Oleh karena itu, makna yang dikandung teks dinamis, tidak berlaku sepanjang zaman dan seluruh tempat. Secara sederhana, dapat dikatakan bahwa teks agama terkurung dalam ruang dan waktu. Teks agama yang berbicara mengenai warisan untuk anak perempuan misalnya, bagi al-Jabiri, mencerminkan adanya negosiasi dengan realitas.

Pada masa tersebut, masyarakat Arab memiliki tradisi melakukan penikahan antarsuku demi persaudaraan dan persahabatan. Namun, hal itu bermasalah dan seringkali menimbulkan konflik sebab ketika perempuan yang telah menjadi istri dari suku lain mendapat warisan, hartanya secara otomatis akan menjadi milik suaminya. Hal ini menimbulkan penumpukan harta pada suku suami.
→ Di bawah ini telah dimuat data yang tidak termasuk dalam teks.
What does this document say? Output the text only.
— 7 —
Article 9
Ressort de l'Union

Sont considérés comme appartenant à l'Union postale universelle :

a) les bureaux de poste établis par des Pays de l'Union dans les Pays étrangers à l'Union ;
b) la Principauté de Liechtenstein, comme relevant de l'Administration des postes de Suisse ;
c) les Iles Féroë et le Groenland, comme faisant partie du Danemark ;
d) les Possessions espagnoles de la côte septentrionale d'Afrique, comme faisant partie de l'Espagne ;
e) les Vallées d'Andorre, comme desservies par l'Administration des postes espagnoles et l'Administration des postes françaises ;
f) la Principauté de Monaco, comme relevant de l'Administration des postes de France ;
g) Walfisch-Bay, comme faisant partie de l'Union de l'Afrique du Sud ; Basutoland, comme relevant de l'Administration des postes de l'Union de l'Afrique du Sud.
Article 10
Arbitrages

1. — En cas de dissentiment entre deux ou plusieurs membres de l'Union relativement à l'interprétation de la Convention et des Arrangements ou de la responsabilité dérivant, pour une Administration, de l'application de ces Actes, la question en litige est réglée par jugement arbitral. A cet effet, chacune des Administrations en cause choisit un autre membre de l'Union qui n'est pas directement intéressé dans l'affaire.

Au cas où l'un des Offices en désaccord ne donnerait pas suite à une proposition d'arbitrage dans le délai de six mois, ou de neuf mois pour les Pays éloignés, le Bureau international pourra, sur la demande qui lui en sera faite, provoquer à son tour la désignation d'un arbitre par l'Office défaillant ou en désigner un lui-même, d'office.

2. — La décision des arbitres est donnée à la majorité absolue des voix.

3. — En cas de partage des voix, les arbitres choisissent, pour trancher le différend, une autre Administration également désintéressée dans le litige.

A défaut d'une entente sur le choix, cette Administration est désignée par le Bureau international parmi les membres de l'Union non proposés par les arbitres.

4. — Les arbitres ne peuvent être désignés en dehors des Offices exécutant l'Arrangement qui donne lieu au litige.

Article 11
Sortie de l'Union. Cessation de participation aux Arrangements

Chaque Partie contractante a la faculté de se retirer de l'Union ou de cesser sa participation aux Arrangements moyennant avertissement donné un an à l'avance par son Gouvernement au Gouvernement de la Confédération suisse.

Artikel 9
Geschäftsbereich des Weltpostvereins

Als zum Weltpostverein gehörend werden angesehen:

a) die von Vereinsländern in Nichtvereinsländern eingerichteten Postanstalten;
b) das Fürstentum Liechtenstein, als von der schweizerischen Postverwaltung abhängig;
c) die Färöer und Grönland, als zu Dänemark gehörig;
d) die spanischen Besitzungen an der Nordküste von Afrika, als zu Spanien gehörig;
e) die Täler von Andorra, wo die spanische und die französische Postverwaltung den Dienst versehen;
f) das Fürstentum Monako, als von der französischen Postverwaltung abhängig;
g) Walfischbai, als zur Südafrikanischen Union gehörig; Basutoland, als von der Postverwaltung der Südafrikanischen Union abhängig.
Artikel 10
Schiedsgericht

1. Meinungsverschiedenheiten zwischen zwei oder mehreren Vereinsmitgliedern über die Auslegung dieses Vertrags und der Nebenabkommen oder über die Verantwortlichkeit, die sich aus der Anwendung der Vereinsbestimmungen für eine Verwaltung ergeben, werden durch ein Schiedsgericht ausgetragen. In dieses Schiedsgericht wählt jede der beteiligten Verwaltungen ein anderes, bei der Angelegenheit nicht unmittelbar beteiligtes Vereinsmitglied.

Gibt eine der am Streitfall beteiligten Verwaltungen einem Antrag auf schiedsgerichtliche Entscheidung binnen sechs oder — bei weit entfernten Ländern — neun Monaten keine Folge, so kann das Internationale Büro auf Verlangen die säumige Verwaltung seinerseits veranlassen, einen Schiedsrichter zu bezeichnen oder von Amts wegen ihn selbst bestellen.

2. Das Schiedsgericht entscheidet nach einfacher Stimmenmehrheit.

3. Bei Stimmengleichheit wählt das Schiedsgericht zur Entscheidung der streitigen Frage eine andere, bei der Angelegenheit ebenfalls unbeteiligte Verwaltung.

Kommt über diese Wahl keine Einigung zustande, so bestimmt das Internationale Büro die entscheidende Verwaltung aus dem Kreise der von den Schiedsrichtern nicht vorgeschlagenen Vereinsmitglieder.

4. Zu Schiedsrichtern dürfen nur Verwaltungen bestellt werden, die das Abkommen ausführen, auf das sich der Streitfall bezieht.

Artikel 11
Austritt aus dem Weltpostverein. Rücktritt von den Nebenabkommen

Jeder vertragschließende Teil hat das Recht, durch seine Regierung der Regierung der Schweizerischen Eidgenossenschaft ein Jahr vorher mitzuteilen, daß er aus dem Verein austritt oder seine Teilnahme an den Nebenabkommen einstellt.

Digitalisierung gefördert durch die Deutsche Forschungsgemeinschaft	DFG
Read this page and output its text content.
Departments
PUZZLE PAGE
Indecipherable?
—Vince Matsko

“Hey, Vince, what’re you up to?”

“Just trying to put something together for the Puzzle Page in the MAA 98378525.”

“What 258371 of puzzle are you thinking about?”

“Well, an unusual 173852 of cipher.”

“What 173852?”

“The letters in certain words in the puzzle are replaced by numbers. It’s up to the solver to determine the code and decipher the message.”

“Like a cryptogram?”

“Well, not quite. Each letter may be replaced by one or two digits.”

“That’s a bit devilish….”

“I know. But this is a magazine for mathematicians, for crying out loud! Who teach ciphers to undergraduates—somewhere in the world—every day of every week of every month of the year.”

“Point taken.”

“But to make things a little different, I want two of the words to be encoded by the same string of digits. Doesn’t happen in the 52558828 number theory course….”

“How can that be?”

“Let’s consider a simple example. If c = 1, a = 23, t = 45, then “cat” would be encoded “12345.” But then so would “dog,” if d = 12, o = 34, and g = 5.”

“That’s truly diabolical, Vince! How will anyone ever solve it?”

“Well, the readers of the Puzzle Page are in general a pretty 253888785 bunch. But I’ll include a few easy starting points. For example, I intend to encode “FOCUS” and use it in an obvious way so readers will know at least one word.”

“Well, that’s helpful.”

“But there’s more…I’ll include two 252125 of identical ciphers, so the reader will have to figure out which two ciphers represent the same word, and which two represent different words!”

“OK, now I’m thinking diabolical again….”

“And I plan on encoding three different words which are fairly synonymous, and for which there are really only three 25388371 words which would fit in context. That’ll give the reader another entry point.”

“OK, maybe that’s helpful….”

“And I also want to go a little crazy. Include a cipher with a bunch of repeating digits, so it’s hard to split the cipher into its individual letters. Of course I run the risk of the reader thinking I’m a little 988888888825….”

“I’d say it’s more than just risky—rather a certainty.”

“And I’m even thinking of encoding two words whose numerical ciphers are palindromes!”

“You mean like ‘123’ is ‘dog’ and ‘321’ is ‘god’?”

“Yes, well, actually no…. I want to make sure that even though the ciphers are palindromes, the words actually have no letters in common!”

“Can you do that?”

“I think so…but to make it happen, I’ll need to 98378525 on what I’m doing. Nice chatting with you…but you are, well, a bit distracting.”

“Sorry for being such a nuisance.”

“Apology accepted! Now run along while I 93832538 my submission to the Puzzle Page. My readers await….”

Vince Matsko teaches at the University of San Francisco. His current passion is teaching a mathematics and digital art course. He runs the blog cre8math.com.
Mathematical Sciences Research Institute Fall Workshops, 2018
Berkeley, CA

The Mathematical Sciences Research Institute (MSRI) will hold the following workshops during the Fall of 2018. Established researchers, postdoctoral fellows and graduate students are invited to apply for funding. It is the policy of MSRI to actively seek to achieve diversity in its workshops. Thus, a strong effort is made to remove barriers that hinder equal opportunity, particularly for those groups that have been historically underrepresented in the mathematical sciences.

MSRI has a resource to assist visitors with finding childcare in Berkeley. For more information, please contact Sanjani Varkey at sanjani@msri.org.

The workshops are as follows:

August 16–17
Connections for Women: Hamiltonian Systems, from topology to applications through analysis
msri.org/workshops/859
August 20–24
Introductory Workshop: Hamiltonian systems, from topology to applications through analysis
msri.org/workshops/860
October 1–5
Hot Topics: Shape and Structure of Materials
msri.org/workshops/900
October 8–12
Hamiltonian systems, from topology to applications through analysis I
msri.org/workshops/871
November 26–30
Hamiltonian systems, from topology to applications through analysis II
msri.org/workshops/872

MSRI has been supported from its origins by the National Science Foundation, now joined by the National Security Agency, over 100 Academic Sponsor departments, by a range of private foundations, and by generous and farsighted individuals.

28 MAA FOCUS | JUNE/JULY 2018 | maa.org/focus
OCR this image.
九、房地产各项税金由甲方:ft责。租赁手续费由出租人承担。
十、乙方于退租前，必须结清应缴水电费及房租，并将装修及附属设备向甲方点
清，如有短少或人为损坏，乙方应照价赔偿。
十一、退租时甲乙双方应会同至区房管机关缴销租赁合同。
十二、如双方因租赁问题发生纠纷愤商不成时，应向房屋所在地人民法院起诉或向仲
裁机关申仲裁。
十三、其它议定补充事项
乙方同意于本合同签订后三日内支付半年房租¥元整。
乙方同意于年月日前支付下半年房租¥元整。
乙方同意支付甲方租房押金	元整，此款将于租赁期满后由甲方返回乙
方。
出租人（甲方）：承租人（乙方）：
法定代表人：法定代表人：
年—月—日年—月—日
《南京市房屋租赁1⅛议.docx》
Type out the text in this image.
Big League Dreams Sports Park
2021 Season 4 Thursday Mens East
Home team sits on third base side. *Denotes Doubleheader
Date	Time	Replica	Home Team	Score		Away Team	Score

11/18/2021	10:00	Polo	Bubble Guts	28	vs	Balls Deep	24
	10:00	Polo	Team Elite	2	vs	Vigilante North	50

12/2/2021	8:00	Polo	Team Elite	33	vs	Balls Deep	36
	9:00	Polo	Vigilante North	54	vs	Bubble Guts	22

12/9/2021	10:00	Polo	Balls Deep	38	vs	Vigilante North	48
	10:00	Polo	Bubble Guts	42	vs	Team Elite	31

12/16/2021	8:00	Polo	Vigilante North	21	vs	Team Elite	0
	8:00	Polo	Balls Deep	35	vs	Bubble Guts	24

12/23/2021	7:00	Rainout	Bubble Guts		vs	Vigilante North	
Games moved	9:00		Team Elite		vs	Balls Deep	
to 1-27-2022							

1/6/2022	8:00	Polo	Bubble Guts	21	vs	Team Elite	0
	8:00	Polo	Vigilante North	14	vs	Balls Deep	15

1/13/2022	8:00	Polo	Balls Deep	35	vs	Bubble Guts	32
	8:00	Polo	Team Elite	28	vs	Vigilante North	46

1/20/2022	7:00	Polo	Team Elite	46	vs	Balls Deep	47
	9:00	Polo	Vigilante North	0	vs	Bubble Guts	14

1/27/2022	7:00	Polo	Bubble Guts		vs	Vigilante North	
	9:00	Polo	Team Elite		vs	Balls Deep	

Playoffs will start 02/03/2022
Oleh karena itu, masyarakat Arab pra-Islam meniadakan hak waris bagi perempuan agar tidak ada peperangan yang dipicu oleh warisan. Ketika Islam datang dan melihat masalah ini, Islam memutuskan untuk memberikan warisan kepada perempuan dengan ukuran setengah bagian laki-laki. Hal ini berangkat dari itikad untuk menghormati hak perempuan[5]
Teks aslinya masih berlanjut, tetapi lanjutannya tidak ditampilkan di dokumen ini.